SECTION II. The different Kinds of Guardians in English and American Law. - Guardians are of various sorts; they may be classified under two general heads: first, those created by a mere rule of law; second, those appointed by some lawful authority. Those of the first class are: (1) guardians by nature; (2) by nurture; (3) in socage; (4) by estoppel. Those of the second class are: (1) testamentary guardians; (2) guardians appointed by the court of chancery; (3) probate or surrogate's guardians; (4) guardians ad litem and special guardians.

Guardians created by law. —(1) Guardianship by nature is another expression for the authority of the father. He has the care of the child's person, but not necessarily of his estate. This guardianship at common law was confined to the heir apparent. (2) Guardianship by nurture extended to the other children, but did not last beyond the age of fourteen. The mother would be entitled to this form of guardianship in case of the father's death. It was also confined to the person, and did not include the child's estate.

There is no basis for drawing these distinctions in this country, since all the children are equally "heirs apparent.

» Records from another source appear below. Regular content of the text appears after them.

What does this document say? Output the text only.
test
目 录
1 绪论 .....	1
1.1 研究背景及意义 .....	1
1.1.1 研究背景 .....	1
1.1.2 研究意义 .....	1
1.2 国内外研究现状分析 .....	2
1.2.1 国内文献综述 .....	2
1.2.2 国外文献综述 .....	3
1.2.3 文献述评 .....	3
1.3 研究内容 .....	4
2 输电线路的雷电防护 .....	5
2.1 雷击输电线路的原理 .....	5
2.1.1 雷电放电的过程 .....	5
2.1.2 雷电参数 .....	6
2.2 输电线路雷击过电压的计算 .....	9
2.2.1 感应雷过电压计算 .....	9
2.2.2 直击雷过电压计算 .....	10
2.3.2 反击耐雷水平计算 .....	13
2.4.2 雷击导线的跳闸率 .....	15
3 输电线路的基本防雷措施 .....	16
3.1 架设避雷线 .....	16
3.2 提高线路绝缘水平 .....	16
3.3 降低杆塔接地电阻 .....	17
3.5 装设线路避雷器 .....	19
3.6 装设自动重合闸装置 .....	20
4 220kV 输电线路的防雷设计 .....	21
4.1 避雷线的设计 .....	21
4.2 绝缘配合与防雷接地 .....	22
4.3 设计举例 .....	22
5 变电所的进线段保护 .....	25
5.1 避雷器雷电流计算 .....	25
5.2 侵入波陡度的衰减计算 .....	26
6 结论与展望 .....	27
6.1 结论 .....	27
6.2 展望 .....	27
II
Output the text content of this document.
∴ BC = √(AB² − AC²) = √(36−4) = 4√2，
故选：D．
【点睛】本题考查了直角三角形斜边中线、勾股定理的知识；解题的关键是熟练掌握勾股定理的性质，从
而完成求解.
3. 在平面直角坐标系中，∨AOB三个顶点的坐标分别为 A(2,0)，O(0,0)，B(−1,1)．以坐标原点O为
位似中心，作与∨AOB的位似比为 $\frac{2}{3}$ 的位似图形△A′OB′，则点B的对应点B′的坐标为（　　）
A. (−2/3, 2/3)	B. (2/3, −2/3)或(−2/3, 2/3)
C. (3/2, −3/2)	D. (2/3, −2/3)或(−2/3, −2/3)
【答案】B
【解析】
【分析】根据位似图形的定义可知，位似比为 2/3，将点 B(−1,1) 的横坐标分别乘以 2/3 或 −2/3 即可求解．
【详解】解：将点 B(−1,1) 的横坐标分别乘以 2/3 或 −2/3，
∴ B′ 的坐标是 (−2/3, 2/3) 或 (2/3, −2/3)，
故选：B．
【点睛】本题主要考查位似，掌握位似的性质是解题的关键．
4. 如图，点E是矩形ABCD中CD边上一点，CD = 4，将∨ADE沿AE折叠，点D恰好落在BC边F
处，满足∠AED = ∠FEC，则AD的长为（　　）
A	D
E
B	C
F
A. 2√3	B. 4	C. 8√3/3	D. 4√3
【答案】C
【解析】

(3) The phrase in socage is a technical expression, referring to one of the principal tenures of land under the feudal system in England. While that system prevailed, land was held in England from some superior lord under two principal tenures; one was military, called "knight service;" the other was non-military, requiring fixed and certain services, called "socage." The former was highly favorable to the guardian, and very burdensome to the ward; the other was designed for the benefit of the ward, and the guardian corresponded to our modern notion of a trustee. The former continued until the ward was twentyone years of age; the latter, until he was fourteen. At the time of the English rebellion nearly two thirds of the land was held under the military tenures. These became extremely unpopular as being oppressive and unjust, and were abolished in 1660, at the time of the restoration of Charles II. (12 Car. II. c. 24, 1660), and all land then subject to military tenures was thenceforth held in free and common socage. From this time

forward, guardianship ceased to be a method of transferring the rents and profits of land to the pocket of the guardian for his own use, and became a trust enforceable like other trusts in the Court of Chancery.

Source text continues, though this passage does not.